Opkomend Europa

Oost-Europa verkeerde minder dan twee jaar geleden nog in volle crisis. Vorig jaar begon de economie er weer te groeien. De regio is uitstekend geplaatst om te profiteren van het verdere herstel van West-Europa.

Na de crisis in Cyprus werd Slovenië vorig jaar nog gezien als de zwakke schakel van de eurozone. Maar sinds die tijd kenden Centraal- en Oost-Europa een stevig herstel. Hongarije is er zelfs in geslaagd de laatste schijf van 20 miljard euro die het in 2008 van het Internationaal Monetair Fonds had geleend, vervroegd terug te betalen. In 2011 en 2012 was er nog sprake van dat het land behoefte had aan bijkomende steun.

Bevestiging van het herstel

Vorig jaar is de economische groei in Oost-Europa versneld. “In het vierde kwartaal was er een groei van 4,5 procent op jaarbasis, tegenover nog 3,5 procent in het derde kwartaal”, zegt Vincent Juvyns, global market strategist bij JP Morgan. Joergen Hartmann, senior portfoliomanager voor Emerging Markets Fixed Income bij DeAWM, stelt dat “Centraal-Europa profiteert van zijn nauwe banden met Duitsland. Duitse autoconstructeurs beschikken over een groot aantal fabrieken in de regio, vooral in Tsjechië en Hongarije. Een deel van de groei is dus te danken aan externe factoren, zoals de economische ontwikkeling van Duitsland. De twee landen zagen ook hun lokale munt devalueren ten opzichte van de euro, wat hun concurrentiepositie heeft versterkt en hun lopende rekening een boost heeft gegeven.”

“Oost-Europa kan dit jaar profiteren van de terugkeer naar groei in de eurozone en in het bijzonder van de dynamiek van Duitsland”, verwacht ook Vincent Juvyns.
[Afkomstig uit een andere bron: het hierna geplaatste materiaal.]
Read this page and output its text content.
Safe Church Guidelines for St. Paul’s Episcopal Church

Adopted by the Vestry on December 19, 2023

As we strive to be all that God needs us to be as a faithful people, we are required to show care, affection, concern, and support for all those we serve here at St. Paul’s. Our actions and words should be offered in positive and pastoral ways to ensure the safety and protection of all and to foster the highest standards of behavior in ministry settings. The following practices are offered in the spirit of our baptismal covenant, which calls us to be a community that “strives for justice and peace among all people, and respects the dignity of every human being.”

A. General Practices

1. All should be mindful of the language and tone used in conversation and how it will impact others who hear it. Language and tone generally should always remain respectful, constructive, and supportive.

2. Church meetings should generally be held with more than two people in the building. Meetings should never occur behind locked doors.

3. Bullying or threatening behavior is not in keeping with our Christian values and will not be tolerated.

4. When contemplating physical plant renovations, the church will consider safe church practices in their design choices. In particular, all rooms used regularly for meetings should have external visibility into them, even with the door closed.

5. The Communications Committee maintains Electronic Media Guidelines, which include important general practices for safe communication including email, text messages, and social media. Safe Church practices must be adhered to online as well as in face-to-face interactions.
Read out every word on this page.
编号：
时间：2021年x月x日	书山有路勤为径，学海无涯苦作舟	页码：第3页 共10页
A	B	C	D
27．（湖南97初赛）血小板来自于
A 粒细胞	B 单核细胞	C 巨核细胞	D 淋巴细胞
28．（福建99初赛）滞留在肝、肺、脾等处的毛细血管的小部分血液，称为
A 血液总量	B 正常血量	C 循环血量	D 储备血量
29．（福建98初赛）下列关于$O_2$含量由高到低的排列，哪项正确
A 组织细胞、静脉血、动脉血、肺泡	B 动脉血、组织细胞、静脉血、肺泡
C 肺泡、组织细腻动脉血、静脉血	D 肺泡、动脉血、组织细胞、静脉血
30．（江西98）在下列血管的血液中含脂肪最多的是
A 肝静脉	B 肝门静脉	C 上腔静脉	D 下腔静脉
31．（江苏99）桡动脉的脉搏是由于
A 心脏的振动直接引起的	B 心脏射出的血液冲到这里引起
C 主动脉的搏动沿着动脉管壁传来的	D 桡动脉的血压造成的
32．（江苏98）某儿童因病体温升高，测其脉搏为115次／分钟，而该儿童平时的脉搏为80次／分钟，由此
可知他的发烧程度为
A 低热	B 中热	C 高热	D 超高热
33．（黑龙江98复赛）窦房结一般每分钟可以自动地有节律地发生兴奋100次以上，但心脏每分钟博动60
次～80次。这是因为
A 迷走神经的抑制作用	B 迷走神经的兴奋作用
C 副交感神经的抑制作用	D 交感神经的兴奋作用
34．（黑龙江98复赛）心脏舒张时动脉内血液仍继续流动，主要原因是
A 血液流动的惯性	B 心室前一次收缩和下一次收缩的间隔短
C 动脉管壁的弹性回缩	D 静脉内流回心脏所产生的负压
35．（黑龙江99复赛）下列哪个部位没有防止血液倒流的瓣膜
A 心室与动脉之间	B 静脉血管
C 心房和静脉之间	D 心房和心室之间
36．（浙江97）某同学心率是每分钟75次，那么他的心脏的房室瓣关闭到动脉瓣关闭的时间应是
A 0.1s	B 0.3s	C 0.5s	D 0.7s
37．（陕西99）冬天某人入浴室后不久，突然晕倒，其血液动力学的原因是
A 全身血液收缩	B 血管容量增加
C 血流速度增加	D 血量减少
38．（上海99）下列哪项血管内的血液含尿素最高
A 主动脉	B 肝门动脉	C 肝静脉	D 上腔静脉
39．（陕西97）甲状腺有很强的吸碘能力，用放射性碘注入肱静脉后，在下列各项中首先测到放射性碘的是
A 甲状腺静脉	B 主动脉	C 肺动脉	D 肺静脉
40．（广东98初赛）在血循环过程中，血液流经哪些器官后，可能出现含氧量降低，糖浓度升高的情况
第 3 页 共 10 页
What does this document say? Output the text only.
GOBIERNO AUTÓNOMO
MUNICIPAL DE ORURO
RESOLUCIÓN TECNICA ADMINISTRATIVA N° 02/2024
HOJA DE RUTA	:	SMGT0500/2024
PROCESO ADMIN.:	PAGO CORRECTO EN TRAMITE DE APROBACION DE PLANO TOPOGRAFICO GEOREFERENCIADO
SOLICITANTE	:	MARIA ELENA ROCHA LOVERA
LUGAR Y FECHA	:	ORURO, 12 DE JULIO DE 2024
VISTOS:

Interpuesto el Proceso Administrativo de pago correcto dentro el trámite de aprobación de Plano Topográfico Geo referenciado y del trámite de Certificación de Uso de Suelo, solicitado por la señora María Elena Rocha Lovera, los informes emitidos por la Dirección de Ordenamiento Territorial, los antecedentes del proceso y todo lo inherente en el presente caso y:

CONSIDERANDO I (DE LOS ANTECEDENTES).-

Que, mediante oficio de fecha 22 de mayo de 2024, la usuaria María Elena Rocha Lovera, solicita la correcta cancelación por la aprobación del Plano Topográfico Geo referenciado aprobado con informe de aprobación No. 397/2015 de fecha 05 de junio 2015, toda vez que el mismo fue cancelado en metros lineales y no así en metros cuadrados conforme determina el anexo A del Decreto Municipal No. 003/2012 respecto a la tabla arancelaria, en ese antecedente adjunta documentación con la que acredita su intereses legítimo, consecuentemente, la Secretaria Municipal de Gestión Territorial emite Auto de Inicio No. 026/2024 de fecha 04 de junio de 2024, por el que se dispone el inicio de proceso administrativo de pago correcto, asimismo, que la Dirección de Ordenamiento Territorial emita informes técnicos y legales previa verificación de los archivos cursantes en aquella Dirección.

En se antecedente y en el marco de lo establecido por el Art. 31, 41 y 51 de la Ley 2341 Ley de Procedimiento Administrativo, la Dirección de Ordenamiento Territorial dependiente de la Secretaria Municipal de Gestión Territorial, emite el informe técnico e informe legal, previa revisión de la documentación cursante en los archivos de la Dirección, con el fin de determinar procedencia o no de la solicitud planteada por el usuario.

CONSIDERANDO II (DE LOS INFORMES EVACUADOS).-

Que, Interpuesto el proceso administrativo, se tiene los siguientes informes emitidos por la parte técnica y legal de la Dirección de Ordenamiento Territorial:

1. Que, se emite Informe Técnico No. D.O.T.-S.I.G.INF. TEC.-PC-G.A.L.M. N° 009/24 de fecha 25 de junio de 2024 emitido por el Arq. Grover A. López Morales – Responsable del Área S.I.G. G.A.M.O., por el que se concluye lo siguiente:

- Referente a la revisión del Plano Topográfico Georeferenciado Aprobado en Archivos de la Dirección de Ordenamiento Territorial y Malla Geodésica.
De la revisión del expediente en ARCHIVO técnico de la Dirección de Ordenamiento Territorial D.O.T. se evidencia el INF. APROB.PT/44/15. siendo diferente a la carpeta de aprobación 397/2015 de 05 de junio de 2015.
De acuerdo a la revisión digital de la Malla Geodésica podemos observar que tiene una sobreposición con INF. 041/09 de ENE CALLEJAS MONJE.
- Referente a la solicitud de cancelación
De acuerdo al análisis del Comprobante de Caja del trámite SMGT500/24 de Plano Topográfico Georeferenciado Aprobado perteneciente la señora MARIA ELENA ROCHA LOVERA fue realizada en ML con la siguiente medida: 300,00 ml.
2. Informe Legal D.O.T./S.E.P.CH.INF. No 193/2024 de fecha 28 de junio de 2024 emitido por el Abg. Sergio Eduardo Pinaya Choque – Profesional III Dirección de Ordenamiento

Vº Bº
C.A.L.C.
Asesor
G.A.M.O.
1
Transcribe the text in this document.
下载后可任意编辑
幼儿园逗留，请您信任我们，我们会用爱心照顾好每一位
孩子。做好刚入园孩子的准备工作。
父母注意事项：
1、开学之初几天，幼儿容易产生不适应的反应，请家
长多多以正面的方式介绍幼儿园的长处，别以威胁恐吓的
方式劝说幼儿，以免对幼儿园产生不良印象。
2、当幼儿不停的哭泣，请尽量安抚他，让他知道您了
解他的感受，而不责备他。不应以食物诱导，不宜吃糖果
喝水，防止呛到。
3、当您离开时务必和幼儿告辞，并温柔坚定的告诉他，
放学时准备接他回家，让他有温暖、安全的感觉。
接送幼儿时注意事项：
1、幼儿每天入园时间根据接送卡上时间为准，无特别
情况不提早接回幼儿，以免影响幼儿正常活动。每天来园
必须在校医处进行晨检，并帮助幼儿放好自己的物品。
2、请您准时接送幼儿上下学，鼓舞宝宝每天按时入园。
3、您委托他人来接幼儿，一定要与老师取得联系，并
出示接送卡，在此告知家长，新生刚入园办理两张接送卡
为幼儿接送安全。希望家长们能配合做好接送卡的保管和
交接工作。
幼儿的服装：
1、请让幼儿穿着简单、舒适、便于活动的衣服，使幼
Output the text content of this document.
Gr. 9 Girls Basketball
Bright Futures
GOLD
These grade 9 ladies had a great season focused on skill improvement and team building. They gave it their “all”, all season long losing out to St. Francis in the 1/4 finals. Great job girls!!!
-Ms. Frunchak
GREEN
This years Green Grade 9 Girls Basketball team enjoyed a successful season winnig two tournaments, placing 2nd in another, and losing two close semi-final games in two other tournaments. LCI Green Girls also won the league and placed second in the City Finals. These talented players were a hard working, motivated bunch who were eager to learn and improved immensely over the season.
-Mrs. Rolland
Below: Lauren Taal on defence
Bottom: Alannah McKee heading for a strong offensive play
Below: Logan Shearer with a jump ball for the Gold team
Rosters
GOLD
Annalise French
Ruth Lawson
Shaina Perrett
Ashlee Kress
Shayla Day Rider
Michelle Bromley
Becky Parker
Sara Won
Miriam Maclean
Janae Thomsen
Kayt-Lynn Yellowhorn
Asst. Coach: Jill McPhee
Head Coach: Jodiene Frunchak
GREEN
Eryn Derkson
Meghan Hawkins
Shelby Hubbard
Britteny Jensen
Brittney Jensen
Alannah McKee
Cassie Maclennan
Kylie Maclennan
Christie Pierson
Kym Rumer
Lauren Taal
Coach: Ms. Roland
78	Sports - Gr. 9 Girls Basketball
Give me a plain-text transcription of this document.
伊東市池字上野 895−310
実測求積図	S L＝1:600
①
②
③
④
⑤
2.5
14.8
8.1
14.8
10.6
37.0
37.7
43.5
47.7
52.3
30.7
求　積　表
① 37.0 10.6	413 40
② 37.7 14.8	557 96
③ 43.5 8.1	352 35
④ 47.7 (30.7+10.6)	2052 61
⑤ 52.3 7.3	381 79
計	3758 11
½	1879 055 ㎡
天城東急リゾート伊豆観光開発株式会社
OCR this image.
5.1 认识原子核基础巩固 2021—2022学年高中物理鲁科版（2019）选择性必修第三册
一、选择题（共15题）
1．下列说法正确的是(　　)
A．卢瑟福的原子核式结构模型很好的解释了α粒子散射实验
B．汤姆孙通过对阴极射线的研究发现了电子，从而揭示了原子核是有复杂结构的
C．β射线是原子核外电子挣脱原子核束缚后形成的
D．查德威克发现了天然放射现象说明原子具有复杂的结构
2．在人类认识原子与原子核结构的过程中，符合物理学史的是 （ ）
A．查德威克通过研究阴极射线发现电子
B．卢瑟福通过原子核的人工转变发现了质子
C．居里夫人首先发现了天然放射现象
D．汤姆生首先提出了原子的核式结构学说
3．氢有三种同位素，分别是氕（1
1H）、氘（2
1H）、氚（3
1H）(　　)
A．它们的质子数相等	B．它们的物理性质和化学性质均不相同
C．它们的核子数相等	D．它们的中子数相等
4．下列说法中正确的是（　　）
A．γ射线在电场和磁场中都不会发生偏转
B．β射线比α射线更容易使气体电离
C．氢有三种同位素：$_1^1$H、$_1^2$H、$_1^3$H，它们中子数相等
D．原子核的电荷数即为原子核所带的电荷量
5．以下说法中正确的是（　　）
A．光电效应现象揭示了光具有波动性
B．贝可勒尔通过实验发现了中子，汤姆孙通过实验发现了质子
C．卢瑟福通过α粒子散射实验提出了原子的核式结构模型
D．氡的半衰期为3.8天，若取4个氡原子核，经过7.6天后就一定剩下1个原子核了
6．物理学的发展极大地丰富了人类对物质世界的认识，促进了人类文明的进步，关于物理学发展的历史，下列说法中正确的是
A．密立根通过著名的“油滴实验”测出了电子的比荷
Het bruto binnenlands product zal wellicht een beetje dalen tegenover vorig jaar. Dat valt vooral te verwachten in Tsjechië, waar de economie in de laatste maanden van 2013 heeft geprofiteerd van een hamstereffect, vanwege een btw-verhoging vanaf 2014.

Chantal De Bleu, inspecteur-generaal bij Awex, verwijst ook naar Slovenië, dat heeft geleden onder de moeilijkheden van Italië, waar 15 procent van de Sloveense export naartoe gaat. Het land moet dus kunnen profiteren van het herstel van de Italiaanse economie.

Opkomende risico’s

Vincent Juvyns wijst op een aantal belangrijke risico’s die wegen op Oost-Europa. Een daarvan is “het algemene negatieve sentiment tegenover de opkomende landen. Dat zal in 2014 wellicht meer impact hebben op de regio dan in 2013, vanwege de problemen in Oekraïne. Maar beleggers moeten een onderscheid maken tussen Oost-Europa en de andere opkomende landen: de onevenwichtigheden in de lopende rekeningen (het saldo van betalingen aan en inkomsten uit het buitenland) zijn er vrijwel onbestaande. Van de grote landen in de regio heeft alleen Polen een tekort, maar het beschikt wel over grote valutareserves.” Het tekort op de lopende rekening in combinatie met de uitstroom van belegd kapitaal ligt overigens aan de basis van de terugval van verscheidene munten in de opkomende landen.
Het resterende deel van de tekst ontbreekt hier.